Weeks ago, when Steve started planning this past weekend's summertime adventure for the kids, we knew right away that it made the most sense for me to stay home. The farm, as it is at this very moment, is quite high maintenance in its needs. There are some electric fencing troubles that we've been having, the meat birds are at their peak - meaning they need watering and feeding and moving so as not to destroy the ground they're on several times a day, and well, there's just a whole mess of other things. Besides, with all the shuffling about of kids to camps and other summer adventures, and all the time I've been spending in the garden, I was feeling a bit behind on the work I needed to get done. Three days alone would be a perfect chance to play a bit of catch up.
Like any Mama with the promise of time alone, I fantasized for a good long while about how the weekend would go. I imagined I would efficiently crank out all of my work, and then get to what I perceived to be the real pleasure of the time alone. I thought about leisurely hammock-sits with a poetry book. I thought I'd bring my spinning wheel out into the garden and spin. I planned to sleep in. And eat ice cream...in bed. I even thought about watching a movie - in the middle of the day. Oh, the wild and crazy ideas of a mom left to her own devices!
I told a friend that I'd be home alone for the weekend and she laughed at me. "Amanda. Your idea of alone is most people's idea of a zoo!" And well, she's right. For when I say 'home alone" what I really meant was home with...a mother-in-law, ten sheep, approximately eighty chickens, four ducks, two goats, two pigs, two cats, three newly acquired kittens (oh yes), and what I think can still be fairly classified as a (giant) puppy. So, yeah. Not exactly alone. And perhaps not very leisurely at all.
I never did exactly have a sit with poetry in the hammock. And never did touch that spinning wheel. I fell asleep at 8pm watching a movie in bed before I could even remember to go get the ice cream, and my body - forever changed by children - woke up at 6am on the dot, ready to start the day.

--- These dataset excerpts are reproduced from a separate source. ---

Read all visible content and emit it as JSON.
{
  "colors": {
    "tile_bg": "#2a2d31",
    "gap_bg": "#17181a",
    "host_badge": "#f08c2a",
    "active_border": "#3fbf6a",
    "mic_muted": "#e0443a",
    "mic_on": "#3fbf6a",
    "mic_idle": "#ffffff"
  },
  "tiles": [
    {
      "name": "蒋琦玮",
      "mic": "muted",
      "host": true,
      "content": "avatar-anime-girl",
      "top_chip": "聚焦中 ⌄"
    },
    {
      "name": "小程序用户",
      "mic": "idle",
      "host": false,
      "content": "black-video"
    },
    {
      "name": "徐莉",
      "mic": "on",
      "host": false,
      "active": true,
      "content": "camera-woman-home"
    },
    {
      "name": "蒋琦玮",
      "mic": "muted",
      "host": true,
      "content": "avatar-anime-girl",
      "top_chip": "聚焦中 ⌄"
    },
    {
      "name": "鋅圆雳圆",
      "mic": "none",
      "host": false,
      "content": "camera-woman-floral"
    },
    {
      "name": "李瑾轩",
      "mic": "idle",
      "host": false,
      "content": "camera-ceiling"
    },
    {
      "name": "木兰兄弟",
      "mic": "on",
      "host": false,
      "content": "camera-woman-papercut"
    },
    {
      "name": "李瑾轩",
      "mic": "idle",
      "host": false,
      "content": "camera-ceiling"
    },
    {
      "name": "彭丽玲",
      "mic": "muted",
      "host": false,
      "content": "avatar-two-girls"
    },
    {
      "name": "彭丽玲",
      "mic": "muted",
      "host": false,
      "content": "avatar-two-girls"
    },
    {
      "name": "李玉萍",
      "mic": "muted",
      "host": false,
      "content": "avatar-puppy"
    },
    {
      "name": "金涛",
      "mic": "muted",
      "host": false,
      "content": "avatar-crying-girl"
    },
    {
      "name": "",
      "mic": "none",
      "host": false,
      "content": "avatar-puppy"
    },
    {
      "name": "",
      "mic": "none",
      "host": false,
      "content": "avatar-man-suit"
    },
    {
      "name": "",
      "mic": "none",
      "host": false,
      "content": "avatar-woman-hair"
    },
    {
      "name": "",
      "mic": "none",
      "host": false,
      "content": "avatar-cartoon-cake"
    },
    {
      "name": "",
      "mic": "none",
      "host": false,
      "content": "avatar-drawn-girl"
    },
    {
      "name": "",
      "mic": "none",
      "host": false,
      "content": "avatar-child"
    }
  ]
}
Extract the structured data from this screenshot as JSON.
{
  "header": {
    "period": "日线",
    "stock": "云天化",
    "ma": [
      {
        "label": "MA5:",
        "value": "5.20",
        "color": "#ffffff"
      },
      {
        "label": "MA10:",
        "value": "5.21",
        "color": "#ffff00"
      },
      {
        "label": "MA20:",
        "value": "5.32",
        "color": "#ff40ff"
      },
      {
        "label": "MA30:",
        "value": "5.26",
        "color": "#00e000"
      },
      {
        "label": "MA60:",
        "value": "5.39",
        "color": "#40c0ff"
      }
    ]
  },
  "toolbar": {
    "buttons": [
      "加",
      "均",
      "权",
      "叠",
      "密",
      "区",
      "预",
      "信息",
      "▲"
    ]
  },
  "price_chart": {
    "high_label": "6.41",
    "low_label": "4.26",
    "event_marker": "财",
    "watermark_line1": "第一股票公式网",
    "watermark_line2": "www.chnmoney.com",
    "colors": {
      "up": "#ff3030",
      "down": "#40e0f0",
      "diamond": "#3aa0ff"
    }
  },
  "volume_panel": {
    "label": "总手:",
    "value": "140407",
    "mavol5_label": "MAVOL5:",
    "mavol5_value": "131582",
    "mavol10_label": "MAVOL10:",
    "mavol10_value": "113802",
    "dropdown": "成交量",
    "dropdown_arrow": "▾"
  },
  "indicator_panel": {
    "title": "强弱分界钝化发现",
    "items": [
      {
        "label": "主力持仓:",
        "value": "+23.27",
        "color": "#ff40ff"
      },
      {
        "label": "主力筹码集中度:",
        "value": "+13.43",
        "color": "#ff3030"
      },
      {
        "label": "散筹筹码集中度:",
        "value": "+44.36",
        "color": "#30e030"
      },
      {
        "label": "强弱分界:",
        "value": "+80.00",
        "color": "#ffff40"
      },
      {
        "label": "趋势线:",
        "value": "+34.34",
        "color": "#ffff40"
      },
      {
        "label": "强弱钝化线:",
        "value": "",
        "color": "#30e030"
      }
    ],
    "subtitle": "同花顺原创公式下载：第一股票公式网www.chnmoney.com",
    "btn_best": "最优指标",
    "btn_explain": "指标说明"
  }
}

Instead of all that, I cleaned the entire game cabinet in the library and sorted all the missing parts and pieces into where they belong. I spent an entire afternoon pulling thistle from the back pasture. I got on my hands and knees and scrubbed the hearth and every square inch of the woodstove. I washed every floor in this house. I cleaned my closet. I fussed over a vase full of garlic scapes and queen anne's lace for a good twenty minutes until it was just precisely arranged how I wanted it to be. I lingered with the sheep at chore time.
Glamorous, isn't it? But you know what? It felt soooo good. Because all the while...my thoughts were my very own. And turns out, that's what I needed. To move at my own pace, to think, to get some house chores done that have been pestering me for a while. And to do so without interruption. All in the silence and calm of my house. Ah...
Of course, as it goes, several hours before they were all ready to come home, I was ready for them. More than ready. I sat anxiously waiting on the porch, eager to embrace each and every one of them. Ready for the noise. Ready for the fullness of it all. And that's precisely what I got - at dinnertime with everyone all together at the table for the first time in a long time (the boys are home from camp), there were all the sounds I've come to know deep in my bones as my family. We took a breath together, said our peaceful blessing...and then the everyday chaos began. There was some bickering over a sneaky switching of chairs that someone had done, a mild argument about dividing the beets evenly and fairly, a tumbled over glass of water, the tears of an overtired little girl....and stories of time away shared, new jokes told, and a whole lot of laughter. Loud, messy, and most definitely - a very full house. Just exactly how I like it best of all.